7. Should there be any difference between the requirements to offer guidance placed on contract-based pension providers and trust-based pension schemes?
No. The guidance exists for the benefit of the employees, not the convenience of the provider. While it may well be the case that the obligation to provide for fully paid impartial advice imposes a proportionally greater burden on trustees than it will commercial scheme providers, this is an unfortunate but unavoidable consequence of the historic choice of pension form.
8. What more can be done to ensure that guidance is available at key decision points during retirement?
A general emphasis on the importance of financial literacy will pay dividends in fields far beyond just pension choices. Pensions planning should be a long term operation, and the government should invest in a similarly long term approach to financial education. In addition to consideration of resources for schools and colleges to prepare students for independent life, the government should bear in mind changes in the way that guidance in information generally is consumed.
Consumers are increasingly using the internet to research their options when making important purchases, and there is no reason to believe that an open market for retirement options would be any different. The provision of clearly written and impartial government advice, hosted on official webpages but accessible by and promoted to all other interested parties would be a useful element in the wider landscape of guidance. Such advice would of course need to highlight the availability and importance of one-to-one advice under the new regime.
9. Should the government continue to allow private sector defined benefit to defined contribution transfers and if so, in which circumstances?
In the light of the proposals for collective defined contribution, or “defined ambition” (“DA”) schemes, it would appear inappropriate to restrict the freedom of individuals and schemes to transfer out of existing defined benefit schemes.
The existing rump of defined benefit schemes are very often a significant economic drag upon the companies which have to support them. Allowing members to transfer from an underfunded company DB scheme to a DA scheme could have benefits both for the individual and the company, subject of course to funding for the transfer being available.

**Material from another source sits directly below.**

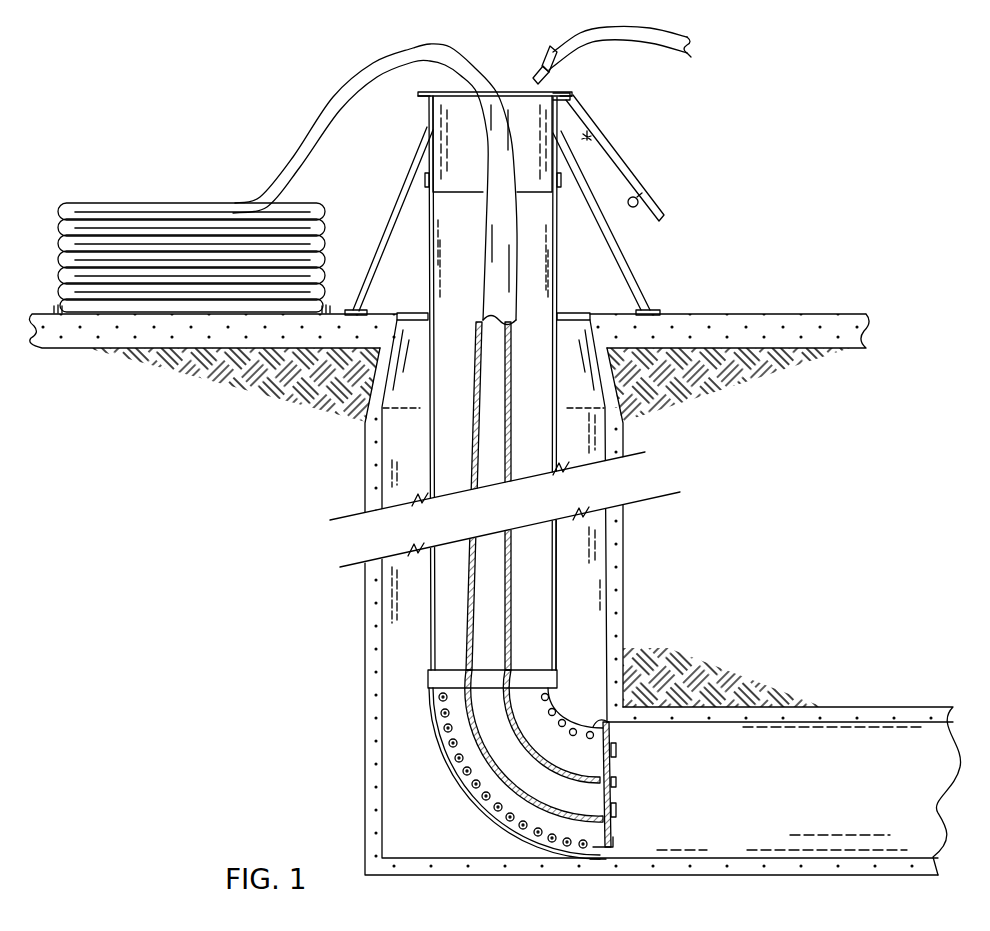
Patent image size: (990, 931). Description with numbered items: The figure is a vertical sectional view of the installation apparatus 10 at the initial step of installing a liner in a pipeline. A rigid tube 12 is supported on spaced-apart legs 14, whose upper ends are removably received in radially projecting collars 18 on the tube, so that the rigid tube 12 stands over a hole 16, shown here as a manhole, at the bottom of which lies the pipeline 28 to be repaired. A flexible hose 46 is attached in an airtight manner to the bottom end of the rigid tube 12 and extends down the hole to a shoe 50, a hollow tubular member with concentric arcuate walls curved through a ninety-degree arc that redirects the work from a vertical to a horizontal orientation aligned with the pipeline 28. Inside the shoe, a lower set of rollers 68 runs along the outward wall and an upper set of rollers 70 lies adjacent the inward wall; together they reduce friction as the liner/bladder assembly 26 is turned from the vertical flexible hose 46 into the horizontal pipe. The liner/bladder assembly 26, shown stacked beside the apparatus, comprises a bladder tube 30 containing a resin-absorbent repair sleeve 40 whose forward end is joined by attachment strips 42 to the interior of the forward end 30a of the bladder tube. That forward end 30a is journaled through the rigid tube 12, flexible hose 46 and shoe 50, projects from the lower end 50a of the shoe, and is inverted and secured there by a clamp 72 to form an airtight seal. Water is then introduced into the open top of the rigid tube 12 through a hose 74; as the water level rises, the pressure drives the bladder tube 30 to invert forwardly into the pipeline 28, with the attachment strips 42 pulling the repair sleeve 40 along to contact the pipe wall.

There must be clear guidelines as to the quality and nature of guidance given to members given the potential risks to the individual of any such transfer out, but such efforts are in any event already under way in response to the phenomenon of “pensions liberation”.
10. How should the government assess the risks associated with allowing private sector defined benefit schemes to transfer to defined contribution under the proposed tax system?
It seems implicit in the wider scheme of changes to pension provision and access to funds that the government is seeking to prioritise the interests of the individual in retirement, rather than the financial or administrative interests of others involved in the market. Accordingly, if it is the best interests of the individual scheme members that are incentivising action then this should be the perspective from which the “risks” are assessed.
For many individuals, a defined benefit scheme may not offer the best outcome – for example, a single individual in poor health, who may very well be in a position where even their underfunded share of a scheme may provide a better return if converted into an annuity or flexible drawdown model than it would if held within the rigid structure of a DB model.
The assessment of risk should be made in the light of members’ needs in retirement, and whether denying DB scheme members the choice and freedoms available to DC scheme members is an appropriate option in the light of the policy aim and other factors.